Я сам в шоке, но мы не можем игнорировать факты. Она нас всех обманула.Она замерла. Эти слова звучат слишком убедительно, слишком легко, как будто он с самого начала знал, что так будет. Как будто это не первый раз, когда ему приходилось принимать такую жертву, не первый раз в его жизни, когда он принимает решение. Всё становится неожиданно чуждым и жутким. Взгляд её отца, его спокойствие — всё это теперь для неё пугает. Он даже не пытается что-то скрывать. Она чувствует, как между ними растёт пропасть, незримая, но ощутимая.
— Как ты можешь так говорить? — её слова выходят с трудом, как если бы они застряли в горле. Она не может понять, не может принять. Почему он не борется? Почему он не пытается найти причину, оправдание, хотя бы маленькую щель для сомнений? — Она твоя жена. Мы все её любим. Ты что, даже не сомневаешься в том, что она не могла сделать это?
Он поднимает голову, но глаза его остаются холодными, отрешёнными. Он даже не смотрит ей в глаза, а лишь откидывается на спинку стула, будто стараясь избавиться от этого разговора. Его лицо остаётся неподвижным, но в его глазах, как будто, нет ничего, кроме того, что ему сказали в суде.
— Она нас всех обманула, Марина. — его голос холодный и решительный, но в нём есть какая-то бессилие. Как если бы он уже принял её вину давно, ещё до того, как начали обсуждать её судьбу. — Ты сама это видела, что она делала? Ты видела, как она менялась, как скрывала от нас свои дела?

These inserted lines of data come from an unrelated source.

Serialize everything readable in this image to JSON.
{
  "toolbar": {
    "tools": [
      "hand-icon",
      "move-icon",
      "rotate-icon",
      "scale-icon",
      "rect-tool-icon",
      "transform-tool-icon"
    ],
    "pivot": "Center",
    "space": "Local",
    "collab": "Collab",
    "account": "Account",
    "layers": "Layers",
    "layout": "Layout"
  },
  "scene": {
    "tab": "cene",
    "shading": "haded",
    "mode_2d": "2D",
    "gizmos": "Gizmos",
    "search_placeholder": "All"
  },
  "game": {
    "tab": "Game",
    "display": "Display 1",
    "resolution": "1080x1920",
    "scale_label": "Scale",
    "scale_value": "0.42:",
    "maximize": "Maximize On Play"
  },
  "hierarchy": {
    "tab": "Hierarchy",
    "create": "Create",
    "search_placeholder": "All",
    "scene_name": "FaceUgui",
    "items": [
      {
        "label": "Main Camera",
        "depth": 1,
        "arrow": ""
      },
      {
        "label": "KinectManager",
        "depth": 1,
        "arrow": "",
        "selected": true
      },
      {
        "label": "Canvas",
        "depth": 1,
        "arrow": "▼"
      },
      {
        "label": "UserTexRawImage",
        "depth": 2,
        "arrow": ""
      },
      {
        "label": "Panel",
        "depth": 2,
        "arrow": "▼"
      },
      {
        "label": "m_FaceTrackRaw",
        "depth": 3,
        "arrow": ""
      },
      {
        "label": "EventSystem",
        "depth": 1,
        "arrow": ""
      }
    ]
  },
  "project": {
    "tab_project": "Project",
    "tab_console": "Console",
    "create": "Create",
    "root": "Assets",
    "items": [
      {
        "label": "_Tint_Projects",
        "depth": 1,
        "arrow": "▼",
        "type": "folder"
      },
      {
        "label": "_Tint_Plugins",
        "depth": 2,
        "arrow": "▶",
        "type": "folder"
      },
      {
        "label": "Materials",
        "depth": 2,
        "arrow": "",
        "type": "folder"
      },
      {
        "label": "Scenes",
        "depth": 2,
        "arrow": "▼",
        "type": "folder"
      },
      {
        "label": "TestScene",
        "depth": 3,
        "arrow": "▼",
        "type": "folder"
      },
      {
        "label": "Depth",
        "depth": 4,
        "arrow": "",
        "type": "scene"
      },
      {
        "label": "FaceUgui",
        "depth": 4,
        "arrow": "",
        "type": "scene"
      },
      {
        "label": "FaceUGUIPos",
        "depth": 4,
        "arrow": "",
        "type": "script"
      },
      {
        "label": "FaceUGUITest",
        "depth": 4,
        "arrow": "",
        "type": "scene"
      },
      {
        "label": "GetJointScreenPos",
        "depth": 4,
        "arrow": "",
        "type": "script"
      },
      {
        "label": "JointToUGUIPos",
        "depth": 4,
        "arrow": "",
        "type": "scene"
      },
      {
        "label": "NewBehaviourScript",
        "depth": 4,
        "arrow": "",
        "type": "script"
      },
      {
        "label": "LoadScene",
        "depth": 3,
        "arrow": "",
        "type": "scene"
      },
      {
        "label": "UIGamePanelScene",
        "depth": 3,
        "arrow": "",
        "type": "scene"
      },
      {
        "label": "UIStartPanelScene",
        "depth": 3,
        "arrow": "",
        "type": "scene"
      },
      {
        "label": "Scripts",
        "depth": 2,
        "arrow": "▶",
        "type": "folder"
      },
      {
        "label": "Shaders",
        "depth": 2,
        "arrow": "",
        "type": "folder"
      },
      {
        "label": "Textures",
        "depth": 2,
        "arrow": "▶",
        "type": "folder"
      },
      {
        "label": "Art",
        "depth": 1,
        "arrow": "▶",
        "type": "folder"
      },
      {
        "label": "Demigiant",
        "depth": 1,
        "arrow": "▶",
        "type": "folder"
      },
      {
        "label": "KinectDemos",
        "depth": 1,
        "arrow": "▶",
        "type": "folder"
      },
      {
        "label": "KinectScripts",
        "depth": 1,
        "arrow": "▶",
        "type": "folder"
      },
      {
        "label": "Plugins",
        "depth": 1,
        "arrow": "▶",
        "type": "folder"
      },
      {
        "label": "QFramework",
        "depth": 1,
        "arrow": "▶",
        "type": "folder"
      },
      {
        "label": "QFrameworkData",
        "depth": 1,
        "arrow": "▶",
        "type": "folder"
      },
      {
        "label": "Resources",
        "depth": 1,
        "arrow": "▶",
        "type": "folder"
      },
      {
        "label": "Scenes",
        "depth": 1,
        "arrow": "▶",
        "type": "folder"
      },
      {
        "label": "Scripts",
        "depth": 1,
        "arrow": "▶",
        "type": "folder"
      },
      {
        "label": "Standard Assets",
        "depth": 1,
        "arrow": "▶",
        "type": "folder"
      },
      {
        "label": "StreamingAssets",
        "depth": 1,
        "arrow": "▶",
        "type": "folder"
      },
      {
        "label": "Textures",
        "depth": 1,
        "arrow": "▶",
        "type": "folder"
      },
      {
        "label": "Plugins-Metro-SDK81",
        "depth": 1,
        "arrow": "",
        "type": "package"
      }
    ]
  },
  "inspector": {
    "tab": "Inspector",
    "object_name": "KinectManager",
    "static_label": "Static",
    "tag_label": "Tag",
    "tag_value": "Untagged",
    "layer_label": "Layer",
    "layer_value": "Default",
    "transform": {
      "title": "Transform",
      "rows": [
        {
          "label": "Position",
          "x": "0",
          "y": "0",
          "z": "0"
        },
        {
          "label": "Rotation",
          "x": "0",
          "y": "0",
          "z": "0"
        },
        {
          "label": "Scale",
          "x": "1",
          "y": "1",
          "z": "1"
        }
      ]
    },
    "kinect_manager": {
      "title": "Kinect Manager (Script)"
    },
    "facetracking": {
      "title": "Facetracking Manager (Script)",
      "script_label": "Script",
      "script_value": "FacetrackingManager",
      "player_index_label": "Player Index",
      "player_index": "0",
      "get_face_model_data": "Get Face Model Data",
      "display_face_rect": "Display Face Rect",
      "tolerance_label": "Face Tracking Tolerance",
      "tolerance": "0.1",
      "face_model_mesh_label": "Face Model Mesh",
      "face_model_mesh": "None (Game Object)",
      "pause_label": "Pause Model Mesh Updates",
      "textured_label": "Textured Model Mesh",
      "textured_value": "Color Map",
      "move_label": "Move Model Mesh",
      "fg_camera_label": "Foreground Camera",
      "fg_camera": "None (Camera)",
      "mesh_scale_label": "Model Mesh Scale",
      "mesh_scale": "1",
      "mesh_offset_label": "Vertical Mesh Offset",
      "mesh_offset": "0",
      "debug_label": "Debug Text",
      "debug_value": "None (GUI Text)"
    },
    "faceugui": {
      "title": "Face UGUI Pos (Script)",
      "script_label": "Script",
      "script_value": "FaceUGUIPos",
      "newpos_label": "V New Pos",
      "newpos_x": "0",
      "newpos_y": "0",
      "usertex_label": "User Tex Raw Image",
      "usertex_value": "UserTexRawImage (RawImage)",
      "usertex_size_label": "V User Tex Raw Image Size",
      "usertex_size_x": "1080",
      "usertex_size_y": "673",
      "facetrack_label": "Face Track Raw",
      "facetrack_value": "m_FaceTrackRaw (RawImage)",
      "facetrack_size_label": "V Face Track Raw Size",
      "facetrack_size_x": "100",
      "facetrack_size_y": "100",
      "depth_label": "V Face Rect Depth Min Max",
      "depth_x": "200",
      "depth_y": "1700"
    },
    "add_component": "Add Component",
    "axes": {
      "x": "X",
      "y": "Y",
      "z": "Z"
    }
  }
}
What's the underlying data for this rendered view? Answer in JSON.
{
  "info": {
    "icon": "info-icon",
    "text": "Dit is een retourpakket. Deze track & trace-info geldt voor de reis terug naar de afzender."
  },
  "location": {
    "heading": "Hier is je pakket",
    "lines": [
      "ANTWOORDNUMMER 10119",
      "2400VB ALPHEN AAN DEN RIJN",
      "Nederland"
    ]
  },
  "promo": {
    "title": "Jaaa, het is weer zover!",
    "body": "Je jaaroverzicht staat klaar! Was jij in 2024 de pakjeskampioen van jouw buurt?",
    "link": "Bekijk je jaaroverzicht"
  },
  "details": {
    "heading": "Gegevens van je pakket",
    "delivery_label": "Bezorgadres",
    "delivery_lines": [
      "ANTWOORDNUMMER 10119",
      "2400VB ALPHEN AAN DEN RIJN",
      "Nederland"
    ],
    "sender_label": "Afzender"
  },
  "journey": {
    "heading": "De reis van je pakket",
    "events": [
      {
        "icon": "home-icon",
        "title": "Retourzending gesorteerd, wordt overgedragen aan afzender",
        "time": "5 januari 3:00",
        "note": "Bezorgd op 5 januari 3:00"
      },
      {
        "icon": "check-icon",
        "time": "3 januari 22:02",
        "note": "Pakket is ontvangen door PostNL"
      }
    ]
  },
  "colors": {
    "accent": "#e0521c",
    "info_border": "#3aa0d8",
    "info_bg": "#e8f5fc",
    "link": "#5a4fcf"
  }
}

Марина вскидывает голову, не в силах сдержать ярость. Как он может так говорить? Как он может спокойно, без всяких эмоций обвинять её мать в том, в чём она не виновна?
— Но она не такая, папа! Она бы не сделала этого. Ты что, совсем не помнишь, как она нас растила? Ты не помнишь, как она заботилась о нас, как всё ради нас сделала? — её голос дрожит, она чувствует, как её грудь сжимает от боли, как сердце разрывается от невозможности найти ответ на эти вопросы. — Ты что, не помнишь?
Он закрывает глаза на мгновение, как будто его слова врезаются в него саму, как металлический предмет, глубоко врезающийся в душу. Когда он открывает глаза, его лицо становится мягче, но глаза остаются такими же холодными.
— Я не могу игнорировать факты, Марина. Я был рядом, когда всё это происходило. Ты этого не видела, ты не знала, как она скрывала свою игру. Мы все были слепыми. Я не буду оплакивать её.
Марина чувствует, как её мир рушится. Он даже не пытается её защитить. Он уже смирился. Он уже сдал её. Как будто её мать не была для него никем важным. Как будто всё, что они пережили, все эти годы жизни вместе, ничего не значат. Он даже не пытается дать ей шанс, хотя бы для неё.
— Ты её просто отпустил. — её голос становится почти шёпотом, едва слышным, но такие слова разрывают её изнутри. — Ты отпустил её и не пытался ничего сделать.
Его глаза мгновенно потемнели, и он встает с места. Он выходит из кухни, оставляя её одну, наполненную горечью и отчаянием. Его слова, его уверенность отравляют её, разрушают всё, что было для неё важным. Он не будет бороться. И это единственное, что она теперь может понять.
Это конец.
Марина смотрит на его спину, на ровную, прямую осанку, на сжатые в кулаки руки. Он уходит. Так просто, так легко. Как будто этот разговор не стоит ничего. Как будто он не только отпустил маму, но и её.